Siemens blickt nach unerwartet starkem Wachstum im abgelaufenen Quartal ein wenig optimistischer auf das Gesamtjahr, das bis zum 30. September läuft. Trotz Belastungen durch die jüngst abgeschlossenen Übernahmen im Windkraft- und Softwaregeschäft bestätigte der Technologiekonzern am Donnerstag seine Wachstumsprognose für das Gesamtjahr.
Das Ergebnis je Aktie werde sich zwischen 7,20 und 7,70 Euro bewegen, bekräftigte Siemens. In diesen Zahlen sei jetzt aber auch berücksichtigt, dass die beiden Transaktionen das Ergebnis je Aktie mit 40 bis 60 Cent belasten dürften. Das Industriegeschäft solle eine Umsatzrendite von elf bis zwölf Prozent abwerfen – obwohl die beiden Transaktionen hier mit einer Belastung von 0,3 bis 0,5 Prozentpunkten zu Buche schlagen dürften.

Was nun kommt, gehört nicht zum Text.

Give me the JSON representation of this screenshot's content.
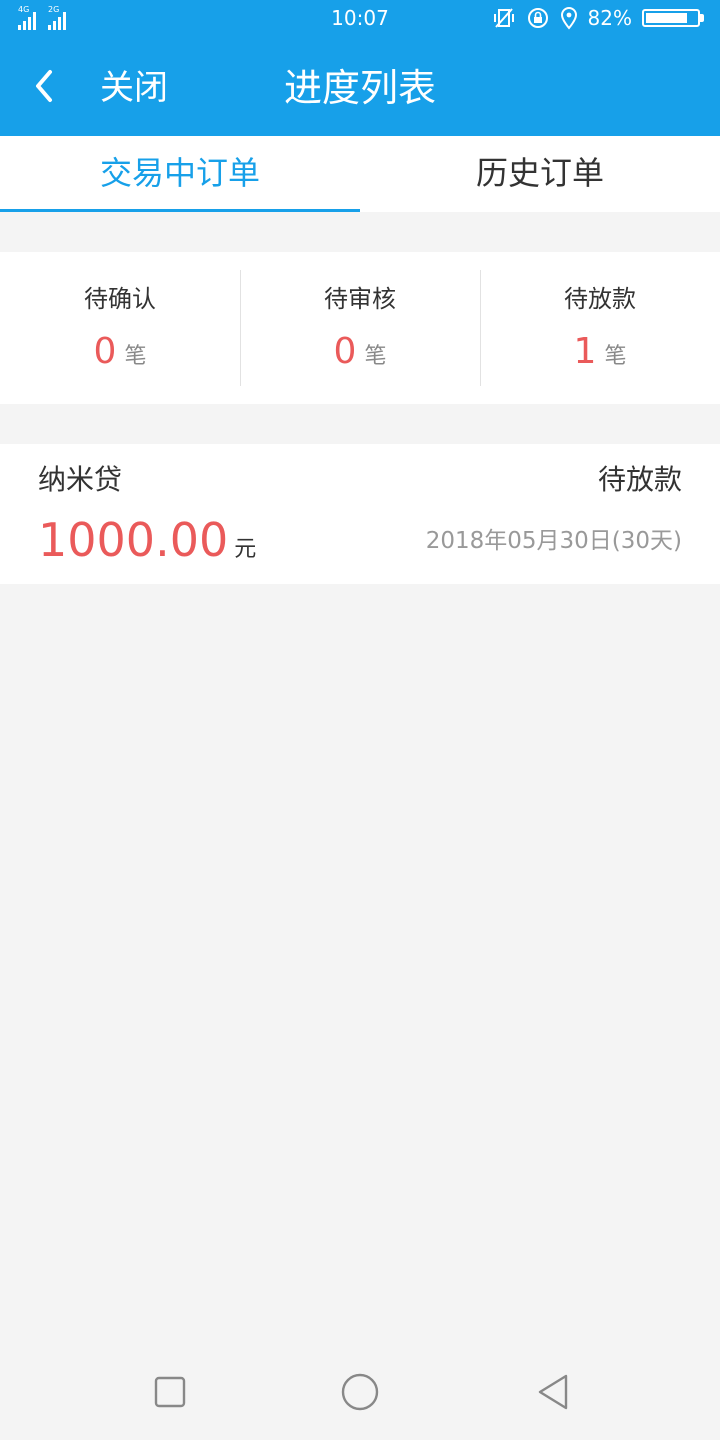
{
  "status_bar": {
    "network_1": "4G",
    "network_2": "2G",
    "time": "10:07",
    "battery_text": "82%",
    "battery_level": 0.82,
    "icons": [
      "vibrate-icon",
      "rotation-lock-icon",
      "location-icon",
      "battery-icon"
    ]
  },
  "header": {
    "close_label": "关闭",
    "title": "进度列表"
  },
  "tabs": [
    {
      "label": "交易中订单",
      "active": true
    },
    {
      "label": "历史订单",
      "active": false
    }
  ],
  "counts": [
    {
      "label": "待确认",
      "value": "0",
      "unit": "笔"
    },
    {
      "label": "待审核",
      "value": "0",
      "unit": "笔"
    },
    {
      "label": "待放款",
      "value": "1",
      "unit": "笔"
    }
  ],
  "order": {
    "name": "纳米贷",
    "status": "待放款",
    "amount": "1000.00",
    "currency": "元",
    "date": "2018年05月30日(30天)"
  },
  "colors": {
    "brand": "#17a0e9",
    "accent_red": "#ea5a5a",
    "background": "#f4f4f4"
  }
}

Im nun abgeschlossenen zweiten Geschäftsquartal legte der Umsatz um sechs Prozent auf 20,22 Milliarden Euro zu, der Überschuss nach Anteilen Dritter stagnierte bei 1,45 Milliarden Euro. Von Reuters befragte Analysten hatten einen Umsatz von 19,89 Milliarden Euro und einen Überschuss von 1,41 Milliarden Euro erwartet. Der Auftragseingang kletterte um zwei Prozent auf 22,63 Milliarden Euro. Branchenexperten hatten lediglich mit 21,06 Milliarden Euro gerechnet.
Chinesische Zug-Fusion erhöht den Druck
Wie sich die Zahlen künftig entwickeln, hängt auch von der Zukunft einzelner Sparten ab. So werden etwa Siemens und dem kanadischen Bombardier-Konzern weit gediehene Gespräche über die Zusammenlegung ihrer Zugsparten nachgesagt – als Reaktion auf den Zusammenschluss der beiden größten chinesischen Zughersteller zum neuen Giganten CRRC.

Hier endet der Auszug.